Después de utilizada la sangre, quedan la carne, la piel y los excrementos, impuros y requiriendo ser quemados. Quien los quema, igual que quien libera al macho cabrío para Azazel, necesita una purificación especial, en alusión a que también esta labor es sagrada.
Estatuto Eterno
“Vehaytá lajém lejukát olám… be’asór lajódesh te’anú et nafshotéijem” (Y será para ustedes estatuto eterno… en el décimo del mes afligirán sus almas).
Estos versículos son el corazón de las mitzvot de Yom Kipur: ayuno (aflicción del alma), descanso de toda labor, y expiación celestial. Las palabras “Lifnéi Adonai titharú” (Ante Hashem se purificarán) son una declaración poderosa: en este día sí es posible purificarse de verdad.
Renovación Eterna
“Vejipér hakohén… aját bashaná” (Y el sacerdote expiará… una vez al año).

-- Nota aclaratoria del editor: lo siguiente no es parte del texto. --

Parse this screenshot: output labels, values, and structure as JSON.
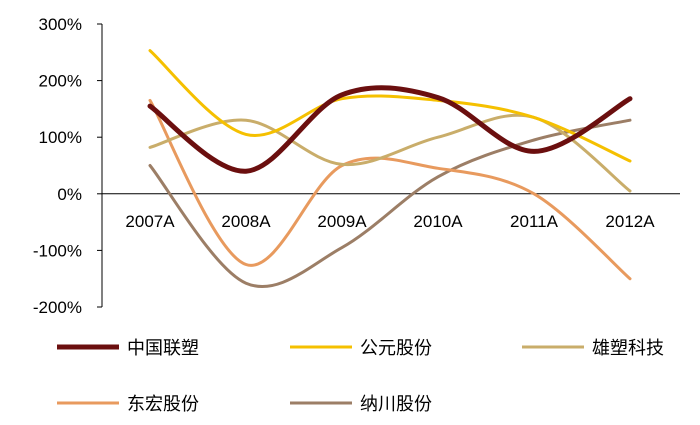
{
  "chart_data": {
    "type": "line",
    "title": "",
    "xlabel": "",
    "ylabel": "",
    "categories": [
      "2007A",
      "2008A",
      "2009A",
      "2010A",
      "2011A",
      "2012A"
    ],
    "ylim": [
      -200,
      300
    ],
    "yticks": [
      300,
      200,
      100,
      0,
      -100,
      -200
    ],
    "ytick_labels": [
      "300%",
      "200%",
      "100%",
      "0%",
      "-100%",
      "-200%"
    ],
    "grid": false,
    "legend_position": "bottom",
    "series": [
      {
        "name": "中国联塑",
        "color": "#6b0f0f",
        "width": 5,
        "values": [
          155,
          40,
          175,
          170,
          75,
          168
        ]
      },
      {
        "name": "公元股份",
        "color": "#f5c000",
        "width": 3,
        "values": [
          253,
          105,
          168,
          165,
          135,
          58
        ]
      },
      {
        "name": "雄塑科技",
        "color": "#c9ad6a",
        "width": 3,
        "values": [
          82,
          130,
          52,
          100,
          135,
          5
        ]
      },
      {
        "name": "东宏股份",
        "color": "#e89a5e",
        "width": 3,
        "values": [
          165,
          -125,
          50,
          45,
          0,
          -150
        ]
      },
      {
        "name": "纳川股份",
        "color": "#9c7e66",
        "width": 3,
        "values": [
          50,
          -158,
          -95,
          30,
          95,
          130
        ]
      }
    ]
  }
}
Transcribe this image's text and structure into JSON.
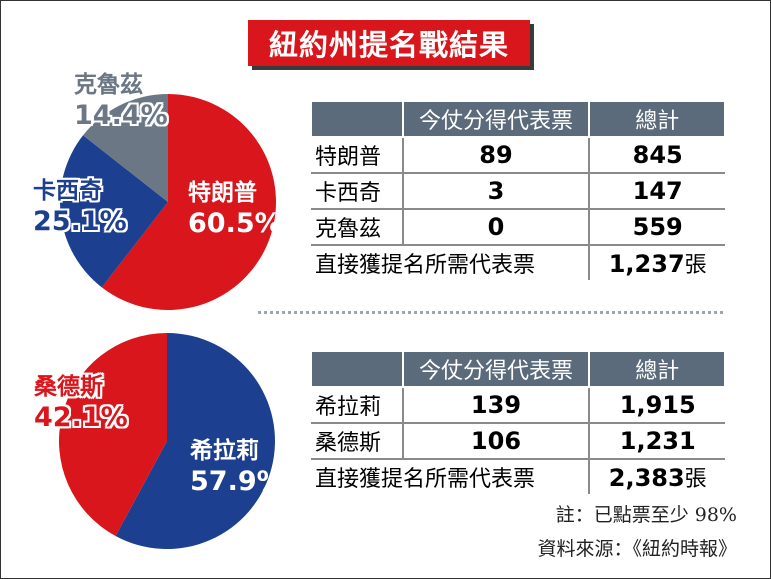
{
  "title": "紐約州提名戰結果",
  "table_headers": {
    "delegates": "今仗分得代表票",
    "total": "總計"
  },
  "total_row_label": "直接獲提名所需代表票",
  "unit": "張",
  "colors": {
    "red": "#d8161c",
    "blue": "#1d3f8f",
    "gray": "#6b7785",
    "header": "#5b6b7b"
  },
  "chart_data": [
    {
      "type": "pie",
      "title": "",
      "labels": [
        "特朗普",
        "卡西奇",
        "克魯茲"
      ],
      "values": [
        60.5,
        25.1,
        14.4
      ],
      "value_labels": [
        "60.5%",
        "25.1%",
        "14.4%"
      ],
      "colors": [
        "#d8161c",
        "#1d3f8f",
        "#6b7785"
      ]
    },
    {
      "type": "table",
      "columns": [
        "",
        "今仗分得代表票",
        "總計"
      ],
      "rows": [
        {
          "name": "特朗普",
          "delegates": "89",
          "total": "845"
        },
        {
          "name": "卡西奇",
          "delegates": "3",
          "total": "147"
        },
        {
          "name": "克魯茲",
          "delegates": "0",
          "total": "559"
        }
      ],
      "required_label": "直接獲提名所需代表票",
      "required_value": "1,237",
      "required_unit": "張"
    },
    {
      "type": "pie",
      "title": "",
      "labels": [
        "希拉莉",
        "桑德斯"
      ],
      "values": [
        57.9,
        42.1
      ],
      "value_labels": [
        "57.9%",
        "42.1%"
      ],
      "colors": [
        "#1d3f8f",
        "#d8161c"
      ]
    },
    {
      "type": "table",
      "columns": [
        "",
        "今仗分得代表票",
        "總計"
      ],
      "rows": [
        {
          "name": "希拉莉",
          "delegates": "139",
          "total": "1,915"
        },
        {
          "name": "桑德斯",
          "delegates": "106",
          "total": "1,231"
        }
      ],
      "required_label": "直接獲提名所需代表票",
      "required_value": "2,383",
      "required_unit": "張"
    }
  ],
  "note": "註：已點票至少 98%",
  "source": "資料來源：《紐約時報》"
}
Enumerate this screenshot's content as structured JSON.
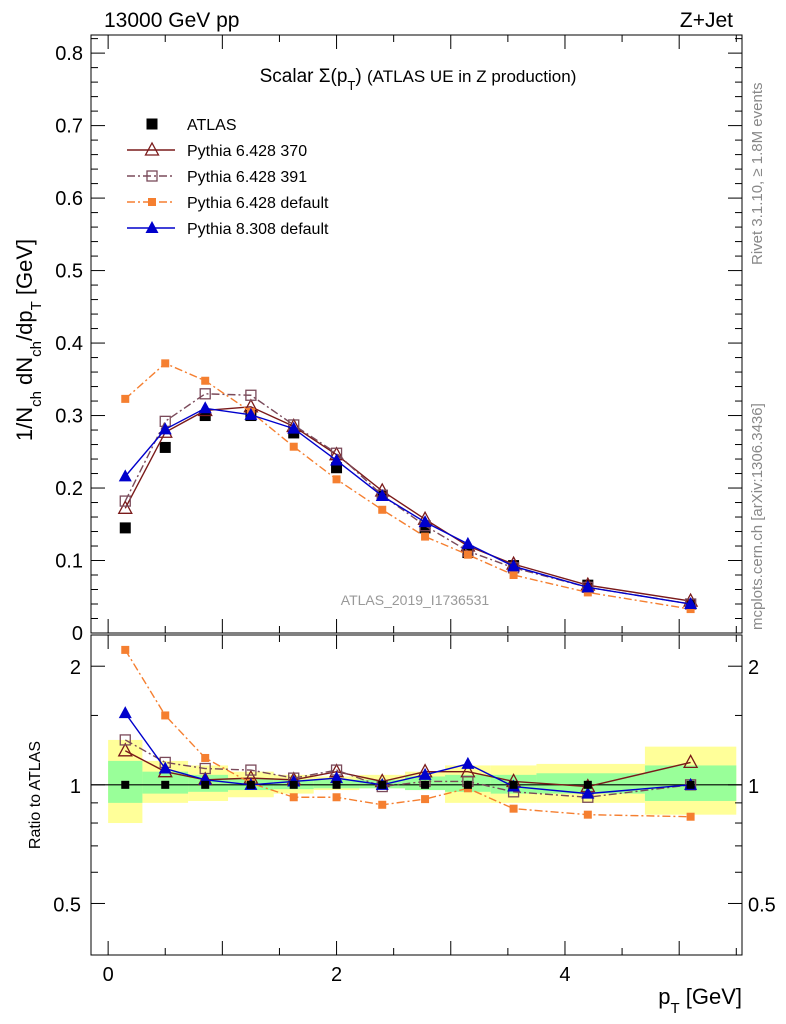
{
  "header": {
    "left": "13000 GeV pp",
    "right": "Z+Jet"
  },
  "side_labels": {
    "rivet": "Rivet 3.1.10, ≥ 1.8M events",
    "mcplots": "mcplots.cern.ch [arXiv:1306.3436]"
  },
  "watermark": "ATLAS_2019_I1736531",
  "chart_data": [
    {
      "type": "line",
      "panel": "main",
      "title": "Scalar Σ(p_T) (ATLAS UE in Z production)",
      "xlabel": "p_T [GeV]",
      "ylabel": "1/N_ch dN_ch/dp_T [GeV]",
      "xlim": [
        -0.15,
        5.55
      ],
      "ylim": [
        0,
        0.825
      ],
      "yticks": [
        0,
        0.1,
        0.2,
        0.3,
        0.4,
        0.5,
        0.6,
        0.7,
        0.8
      ],
      "legend_position": "top-left",
      "grid": false,
      "x": [
        0.15,
        0.5,
        0.85,
        1.25,
        1.625,
        2.0,
        2.4,
        2.775,
        3.15,
        3.55,
        4.2,
        5.1
      ],
      "x_edges": [
        0.0,
        0.3,
        0.7,
        1.05,
        1.45,
        1.8,
        2.2,
        2.6,
        2.95,
        3.35,
        3.75,
        4.7,
        5.5
      ],
      "series": [
        {
          "name": "ATLAS",
          "color": "#000000",
          "marker": "square-filled",
          "line": "none",
          "values": [
            0.145,
            0.256,
            0.3,
            0.3,
            0.276,
            0.228,
            0.19,
            0.145,
            0.111,
            0.093,
            0.066,
            0.04
          ]
        },
        {
          "name": "Pythia 6.428 370",
          "color": "#7a1a1a",
          "marker": "triangle-open",
          "line": "solid",
          "values": [
            0.172,
            0.277,
            0.307,
            0.312,
            0.285,
            0.246,
            0.196,
            0.157,
            0.12,
            0.095,
            0.066,
            0.044
          ]
        },
        {
          "name": "Pythia 6.428 391",
          "color": "#7a4a5a",
          "marker": "square-open",
          "line": "dashdot",
          "values": [
            0.182,
            0.292,
            0.33,
            0.328,
            0.287,
            0.248,
            0.19,
            0.148,
            0.113,
            0.09,
            0.063,
            0.04
          ]
        },
        {
          "name": "Pythia 6.428 default",
          "color": "#f57f30",
          "marker": "square-filled-small",
          "line": "dashdot",
          "values": [
            0.323,
            0.372,
            0.348,
            0.305,
            0.257,
            0.212,
            0.17,
            0.133,
            0.108,
            0.08,
            0.056,
            0.033
          ]
        },
        {
          "name": "Pythia 8.308 default",
          "color": "#0000cc",
          "marker": "triangle-filled",
          "line": "solid",
          "values": [
            0.216,
            0.281,
            0.31,
            0.301,
            0.282,
            0.238,
            0.189,
            0.153,
            0.123,
            0.092,
            0.063,
            0.04
          ]
        }
      ]
    },
    {
      "type": "line",
      "panel": "ratio",
      "xlabel": "p_T [GeV]",
      "ylabel": "Ratio to ATLAS",
      "xlim": [
        -0.15,
        5.55
      ],
      "ylim": [
        0.37,
        2.4
      ],
      "yscale": "log",
      "yticks": [
        0.5,
        1,
        2
      ],
      "xticks": [
        0,
        2,
        4
      ],
      "x": [
        0.15,
        0.5,
        0.85,
        1.25,
        1.625,
        2.0,
        2.4,
        2.775,
        3.15,
        3.55,
        4.2,
        5.1
      ],
      "x_edges": [
        0.0,
        0.3,
        0.7,
        1.05,
        1.45,
        1.8,
        2.2,
        2.6,
        2.95,
        3.35,
        3.75,
        4.7,
        5.5
      ],
      "bands": {
        "yellow": {
          "color": "#ffff99",
          "low": [
            0.8,
            0.9,
            0.91,
            0.93,
            0.95,
            0.97,
            0.98,
            0.97,
            0.9,
            0.9,
            0.9,
            0.84
          ],
          "high": [
            1.3,
            1.15,
            1.12,
            1.08,
            1.06,
            1.05,
            1.06,
            1.08,
            1.12,
            1.12,
            1.13,
            1.25
          ]
        },
        "green": {
          "color": "#99ff99",
          "low": [
            0.9,
            0.95,
            0.96,
            0.97,
            0.975,
            0.98,
            0.98,
            0.97,
            0.96,
            0.95,
            0.95,
            0.91
          ],
          "high": [
            1.15,
            1.08,
            1.06,
            1.04,
            1.03,
            1.03,
            1.03,
            1.05,
            1.06,
            1.06,
            1.07,
            1.12
          ]
        }
      },
      "series": [
        {
          "name": "Pythia 6.428 370",
          "color": "#7a1a1a",
          "marker": "triangle-open",
          "line": "solid",
          "values": [
            1.22,
            1.08,
            1.03,
            1.04,
            1.03,
            1.08,
            1.02,
            1.08,
            1.08,
            1.02,
            0.99,
            1.14
          ]
        },
        {
          "name": "Pythia 6.428 391",
          "color": "#7a4a5a",
          "marker": "square-open",
          "line": "dashdot",
          "values": [
            1.3,
            1.14,
            1.1,
            1.09,
            1.04,
            1.09,
            0.99,
            1.02,
            1.02,
            0.96,
            0.93,
            1.0
          ]
        },
        {
          "name": "Pythia 6.428 default",
          "color": "#f57f30",
          "marker": "square-filled-small",
          "line": "dashdot",
          "values": [
            2.2,
            1.5,
            1.17,
            1.01,
            0.93,
            0.93,
            0.89,
            0.92,
            0.98,
            0.87,
            0.84,
            0.83
          ]
        },
        {
          "name": "Pythia 8.308 default",
          "color": "#0000cc",
          "marker": "triangle-filled",
          "line": "solid",
          "values": [
            1.52,
            1.1,
            1.03,
            1.0,
            1.02,
            1.04,
            1.0,
            1.06,
            1.13,
            0.99,
            0.95,
            1.0
          ]
        }
      ]
    }
  ]
}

Cada año de nuevo, el mismo orden, la misma intención, el mismo perdón. Sea Aharón, o su hijo, o un sacerdote de otra generación, la esencia permanece: expiación para el pueblo, perdón abarcador, símbolo de teshuvá que borra.
Una Reflexión Final
Yom Kipur no es sólo borrar pecados. Es un momento en el que todo el pueblo se reúne en un solo movimiento, desde la responsabilidad, la teshuvá, la rectificación, y la aspiración a santificarse.
Aunque el sacerdote realiza las acciones, todos nosotros nos santificamos junto con él.